Substituting y = 0, the equation becomes

\( x - 0 = 7 \).

Simplifying, we find \( x = 7 \).

Therefore, the x-intercept is at the coordinate point (7, 0).

It's the point along the x-axis where the line passes through.

The y-intercept is where the line crosses the y-axis, which means the x-value is 0.

Given the equation

\( x - y = 7 \)

To find the y-intercept, we substitute x = 0:

\( 0 - y = 7 \).

Simplifying, we get \( -y = 7 \).

To solve for y, we divide by -1, yielding \( y = -7 \).

Thus, the y-intercept is at the coordinate point (0, -7).
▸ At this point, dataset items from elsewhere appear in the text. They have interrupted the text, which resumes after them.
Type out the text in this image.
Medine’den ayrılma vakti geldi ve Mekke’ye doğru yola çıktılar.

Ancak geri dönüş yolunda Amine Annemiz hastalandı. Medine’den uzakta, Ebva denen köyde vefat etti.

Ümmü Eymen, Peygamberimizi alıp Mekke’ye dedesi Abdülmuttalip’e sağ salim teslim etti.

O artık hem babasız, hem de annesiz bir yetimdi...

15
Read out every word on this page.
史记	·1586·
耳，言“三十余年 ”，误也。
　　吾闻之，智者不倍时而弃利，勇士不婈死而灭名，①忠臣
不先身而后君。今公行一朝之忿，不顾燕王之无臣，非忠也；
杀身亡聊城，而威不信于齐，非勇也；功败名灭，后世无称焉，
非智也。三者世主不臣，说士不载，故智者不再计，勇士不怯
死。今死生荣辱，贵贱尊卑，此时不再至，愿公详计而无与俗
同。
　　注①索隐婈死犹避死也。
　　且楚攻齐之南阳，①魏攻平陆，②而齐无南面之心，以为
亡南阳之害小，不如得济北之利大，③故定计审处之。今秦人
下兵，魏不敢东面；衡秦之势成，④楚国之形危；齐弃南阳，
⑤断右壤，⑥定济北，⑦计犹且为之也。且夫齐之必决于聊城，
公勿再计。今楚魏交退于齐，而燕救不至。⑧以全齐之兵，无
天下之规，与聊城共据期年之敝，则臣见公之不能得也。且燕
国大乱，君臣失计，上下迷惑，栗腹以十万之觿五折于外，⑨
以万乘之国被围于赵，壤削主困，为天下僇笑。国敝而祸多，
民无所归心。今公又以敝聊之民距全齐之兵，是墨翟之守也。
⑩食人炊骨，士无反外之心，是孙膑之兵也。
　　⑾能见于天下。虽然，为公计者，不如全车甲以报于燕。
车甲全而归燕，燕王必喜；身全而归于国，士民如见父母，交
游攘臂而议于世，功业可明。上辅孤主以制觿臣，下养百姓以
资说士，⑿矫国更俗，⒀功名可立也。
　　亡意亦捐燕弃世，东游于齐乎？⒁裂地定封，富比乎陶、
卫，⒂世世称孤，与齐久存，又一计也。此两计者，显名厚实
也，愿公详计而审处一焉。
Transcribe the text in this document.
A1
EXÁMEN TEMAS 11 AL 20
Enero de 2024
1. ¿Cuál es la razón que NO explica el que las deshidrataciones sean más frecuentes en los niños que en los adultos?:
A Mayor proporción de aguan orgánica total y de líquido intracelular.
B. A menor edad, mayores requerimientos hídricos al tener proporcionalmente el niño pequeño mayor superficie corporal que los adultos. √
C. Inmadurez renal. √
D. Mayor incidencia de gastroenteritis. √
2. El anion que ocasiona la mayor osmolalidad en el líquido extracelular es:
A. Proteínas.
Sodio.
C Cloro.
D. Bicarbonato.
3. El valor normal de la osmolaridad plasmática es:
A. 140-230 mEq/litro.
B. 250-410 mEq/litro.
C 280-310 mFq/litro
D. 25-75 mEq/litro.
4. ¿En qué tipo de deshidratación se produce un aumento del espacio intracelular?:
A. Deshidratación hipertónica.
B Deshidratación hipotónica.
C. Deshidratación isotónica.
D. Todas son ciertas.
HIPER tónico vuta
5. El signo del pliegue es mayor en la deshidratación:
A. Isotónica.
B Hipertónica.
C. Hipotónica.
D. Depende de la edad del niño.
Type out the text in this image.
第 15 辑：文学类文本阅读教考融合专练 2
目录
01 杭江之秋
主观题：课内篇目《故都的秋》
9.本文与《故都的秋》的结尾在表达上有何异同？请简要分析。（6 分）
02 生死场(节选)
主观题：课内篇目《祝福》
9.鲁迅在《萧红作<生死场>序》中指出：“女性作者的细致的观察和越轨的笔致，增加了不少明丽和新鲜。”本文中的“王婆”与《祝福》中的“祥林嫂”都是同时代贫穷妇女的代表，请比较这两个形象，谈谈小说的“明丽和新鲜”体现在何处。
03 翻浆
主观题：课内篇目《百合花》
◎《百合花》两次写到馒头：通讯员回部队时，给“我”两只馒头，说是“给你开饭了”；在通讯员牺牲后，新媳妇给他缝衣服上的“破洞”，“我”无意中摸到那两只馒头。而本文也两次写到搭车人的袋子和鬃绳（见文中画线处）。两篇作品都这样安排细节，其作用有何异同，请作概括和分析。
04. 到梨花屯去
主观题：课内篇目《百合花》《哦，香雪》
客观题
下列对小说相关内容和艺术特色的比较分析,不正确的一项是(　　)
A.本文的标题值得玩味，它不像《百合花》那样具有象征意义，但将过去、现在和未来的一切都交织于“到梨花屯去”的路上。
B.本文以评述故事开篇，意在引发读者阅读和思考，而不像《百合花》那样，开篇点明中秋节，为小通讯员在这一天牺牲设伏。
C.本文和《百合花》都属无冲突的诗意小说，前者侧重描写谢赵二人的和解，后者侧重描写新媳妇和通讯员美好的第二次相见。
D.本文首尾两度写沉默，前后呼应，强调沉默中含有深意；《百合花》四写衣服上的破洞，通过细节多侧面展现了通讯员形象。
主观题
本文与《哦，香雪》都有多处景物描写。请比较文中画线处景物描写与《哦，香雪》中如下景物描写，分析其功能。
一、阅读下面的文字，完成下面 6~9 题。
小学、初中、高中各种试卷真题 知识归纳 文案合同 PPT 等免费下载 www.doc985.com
This is the point where the line crosses the y-axis.

Solving linear equations involves finding the values of variables that make the equation true.

For the equation

\( x - y = 7 \),

you can find specific values for x and y by isolating one variable at a time.

For x-intercept: set y to 0 and solve for x.

For y-intercept: set x to 0 and solve for y.

This method helps in quickly finding intercepts, which are crucial in graphing.

Coordinate points represent a location on a graph with an x-value and a y-value, written as (x, y).

Each point tells you exactly where to place a dot on the Cartesian plane.

For example, the coordinates for the x-intercept are (7, 0), meaning move 7 units along the x-axis.

The y-intercept coordinates are (0, -7), meaning move down 7 units on the y-axis.

Knowing how to read and plot coordinate points is essential for graphing linear equations.